The dwarf jay is a year-round resident.

===Feeding===

The dwarf jay is believed to be primarily insectivorous though details are lacking. During the breeding season it typically forages in pairs but outside it is in mixed species feeding flocks of up to about 20 individuals. It forages mostly from the forest's mid-story to its lower canopy, agily seeking prey in vegetation, mosses, and in bark crevices, sometimes briefly hovering or hanging upside-down.

===Breeding===

The dwarf jay's breeding season begins with nest construction in March and apparently extends to July. Is nest is a large cup made from moss and lichens lined with pine needles and thin rootlets. Nest have been observed between about 3 and 15 m above the ground, typically in the crown of a tree or at a branch end. The clutch is two to three eggs that are pale greenish blue with olive markings. The incubation period is about 20 days but the time to fledging is not known. The female incubates the clutch, both parents provision nestlings, and only the female broods them.

===Vocalization===

The dwarf jay has a limited number of vocalizations compared to other jays.

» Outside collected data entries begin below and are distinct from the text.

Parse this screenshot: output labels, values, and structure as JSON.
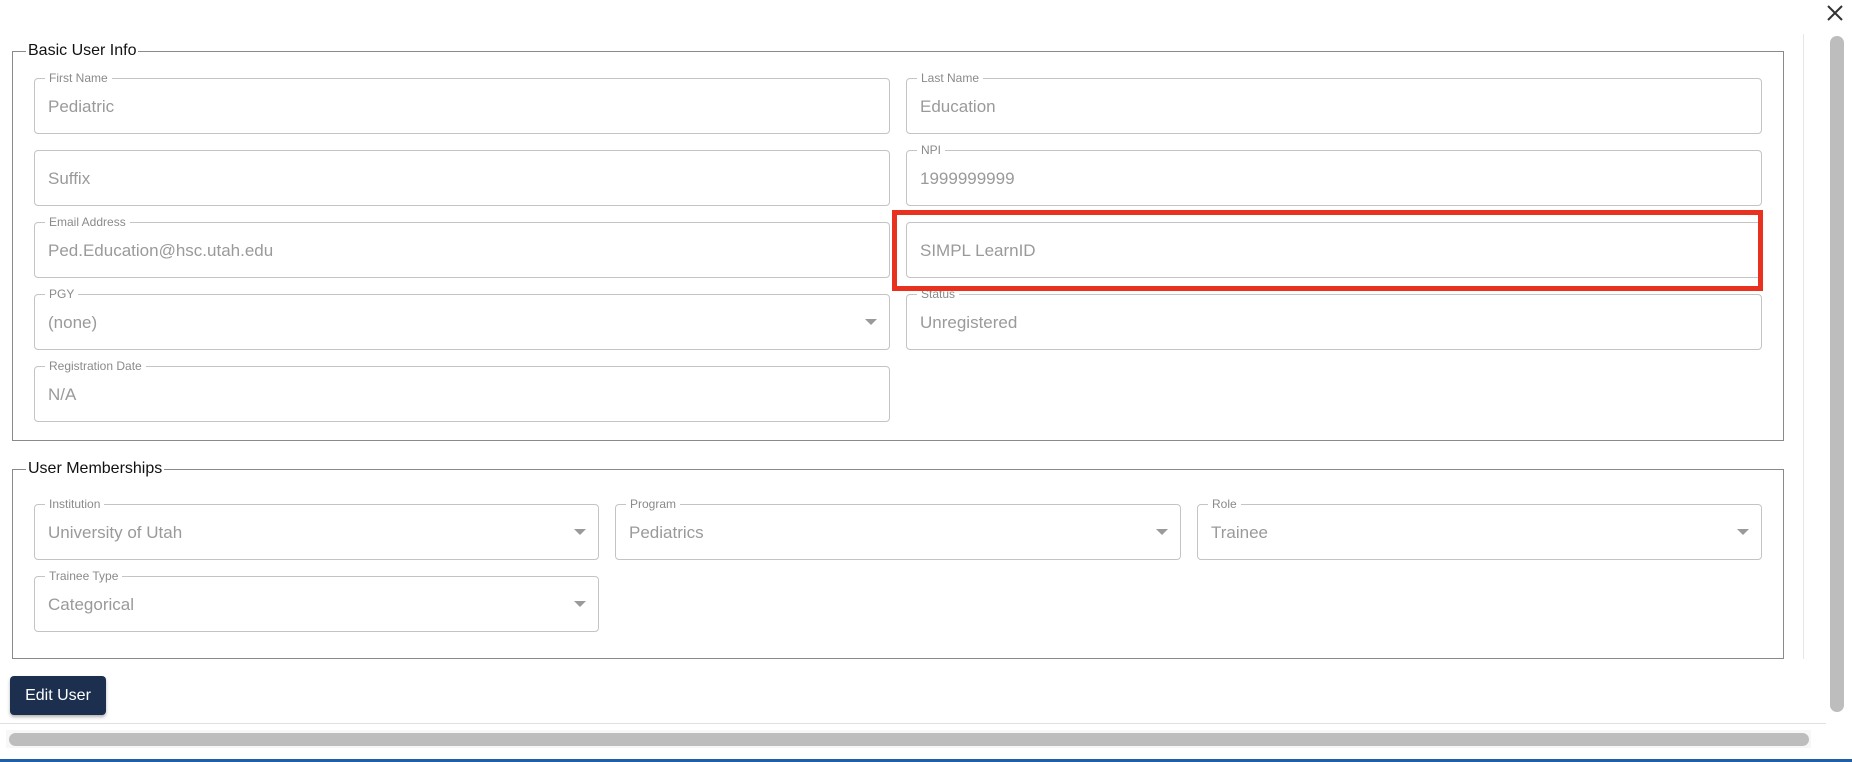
{
  "dialog": {
    "close_icon": "close-icon"
  },
  "basic_info": {
    "legend": "Basic User Info",
    "first_name": {
      "label": "First Name",
      "value": "Pediatric"
    },
    "last_name": {
      "label": "Last Name",
      "value": "Education"
    },
    "suffix": {
      "label": "",
      "value": "Suffix"
    },
    "npi": {
      "label": "NPI",
      "value": "1999999999"
    },
    "email": {
      "label": "Email Address",
      "value": "Ped.Education@hsc.utah.edu"
    },
    "learn_id": {
      "label": "",
      "value": "SIMPL LearnID"
    },
    "pgy": {
      "label": "PGY",
      "value": "(none)"
    },
    "status": {
      "label": "Status",
      "value": "Unregistered"
    },
    "registration_date": {
      "label": "Registration Date",
      "value": "N/A"
    }
  },
  "memberships": {
    "legend": "User Memberships",
    "institution": {
      "label": "Institution",
      "value": "University of Utah"
    },
    "program": {
      "label": "Program",
      "value": "Pediatrics"
    },
    "role": {
      "label": "Role",
      "value": "Trainee"
    },
    "trainee_type": {
      "label": "Trainee Type",
      "value": "Categorical"
    }
  },
  "actions": {
    "edit_label": "Edit User"
  },
  "colors": {
    "highlight": "#e8311f",
    "button_bg": "#1c2f4e",
    "accent_line": "#1f5fa8"
  }
}
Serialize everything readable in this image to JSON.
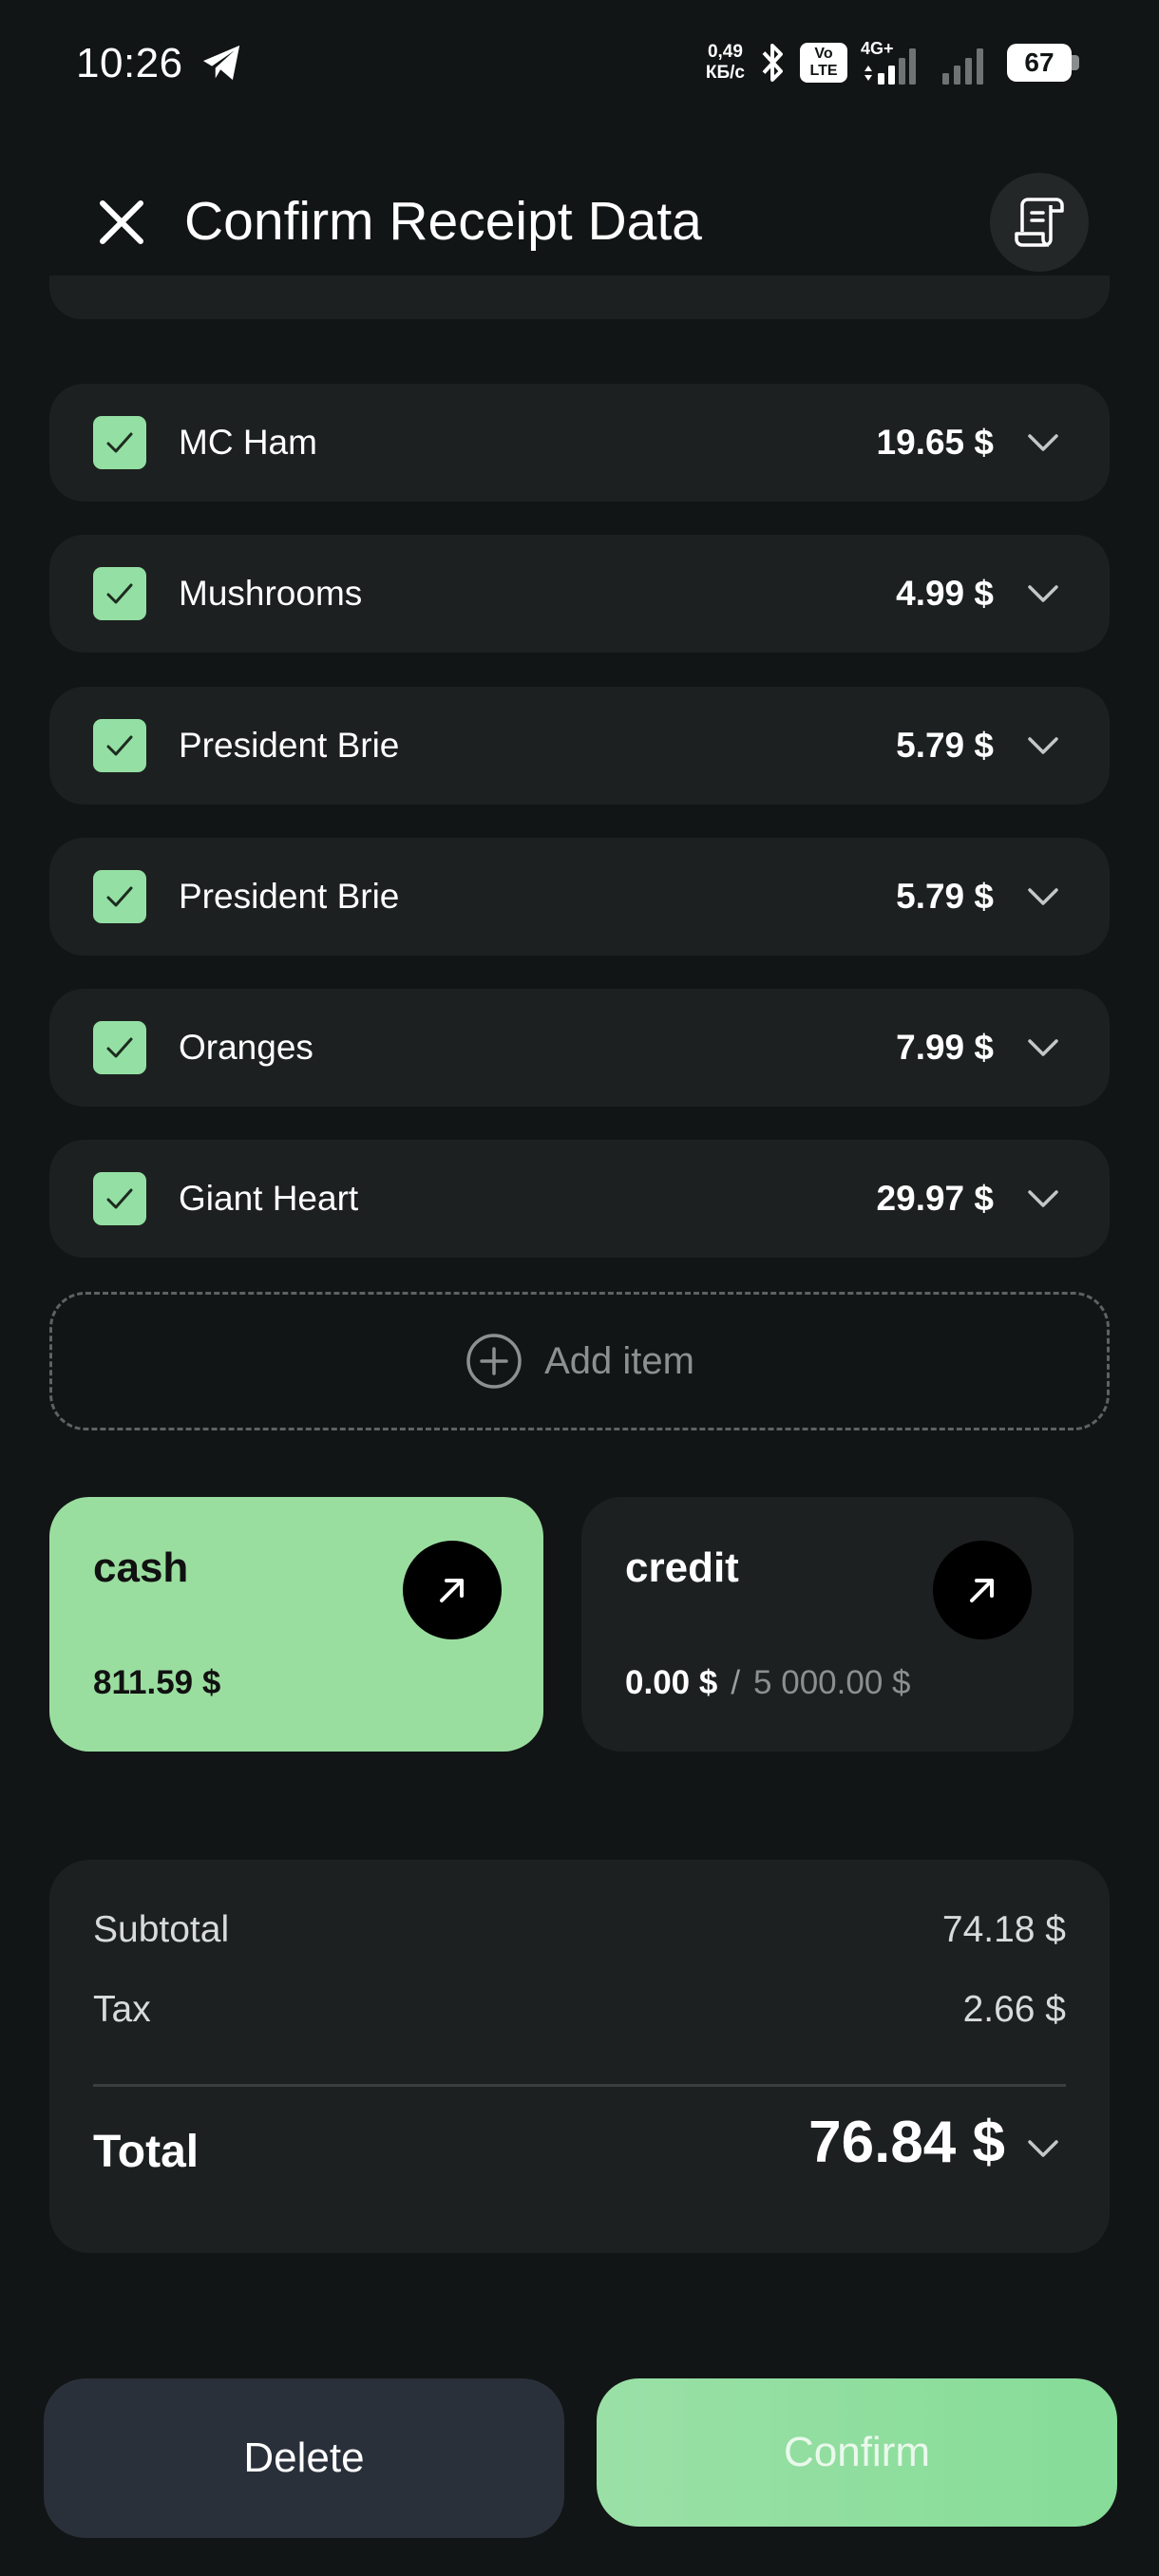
{
  "status_bar": {
    "time": "10:26",
    "speed_top": "0,49",
    "speed_bottom": "КБ/с",
    "volte_top": "Vo",
    "volte_bottom": "LTE",
    "network": "4G+",
    "battery": "67"
  },
  "header": {
    "title": "Confirm Receipt Data",
    "close_icon": "close-icon",
    "receipt_icon": "receipt-icon"
  },
  "items": [
    {
      "name": "MC Ham",
      "price": "19.65 $",
      "checked": true
    },
    {
      "name": "Mushrooms",
      "price": "4.99 $",
      "checked": true
    },
    {
      "name": "President Brie",
      "price": "5.79 $",
      "checked": true
    },
    {
      "name": "President Brie",
      "price": "5.79 $",
      "checked": true
    },
    {
      "name": "Oranges",
      "price": "7.99 $",
      "checked": true
    },
    {
      "name": "Giant Heart",
      "price": "29.97 $",
      "checked": true
    }
  ],
  "add_item": {
    "label": "Add item"
  },
  "accounts": [
    {
      "name": "cash",
      "balance": "811.59 $"
    },
    {
      "name": "credit",
      "balance": "0.00 $",
      "separator": "/",
      "limit": "5 000.00 $"
    }
  ],
  "summary": {
    "subtotal_label": "Subtotal",
    "subtotal_value": "74.18 $",
    "tax_label": "Tax",
    "tax_value": "2.66 $",
    "total_label": "Total",
    "total_value": "76.84 $"
  },
  "actions": {
    "delete_label": "Delete",
    "confirm_label": "Confirm"
  },
  "colors": {
    "background": "#121515",
    "card": "#1d2020",
    "accent_green": "#94dfa3",
    "delete_button": "#2a303a"
  }
}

Its typical call is "a nasal shree’up, uttered in units of two or three or a nasal shiev'a shiev'a".

==Status==

The IUCN originally in 1988 assessed the dwarf jay as Threatened, then in 1994 as Endangered, in 2000 as Vulnerable, and since 2019 as Near Threatened. It has a restricted and fragmented range; its estimated population of between 2500 and 10,000 mature individuals is believed to be decreasing. "Logging, agricultural expansion, firewood-gathering, road and tourist developments, sheep-ranching, intense grazing and intensive urbanisation have resulted in extensive and continuing destruction and fragmentation of the species’s [sic] habitat." It is described as "fairly common to common" and as "not uncommon".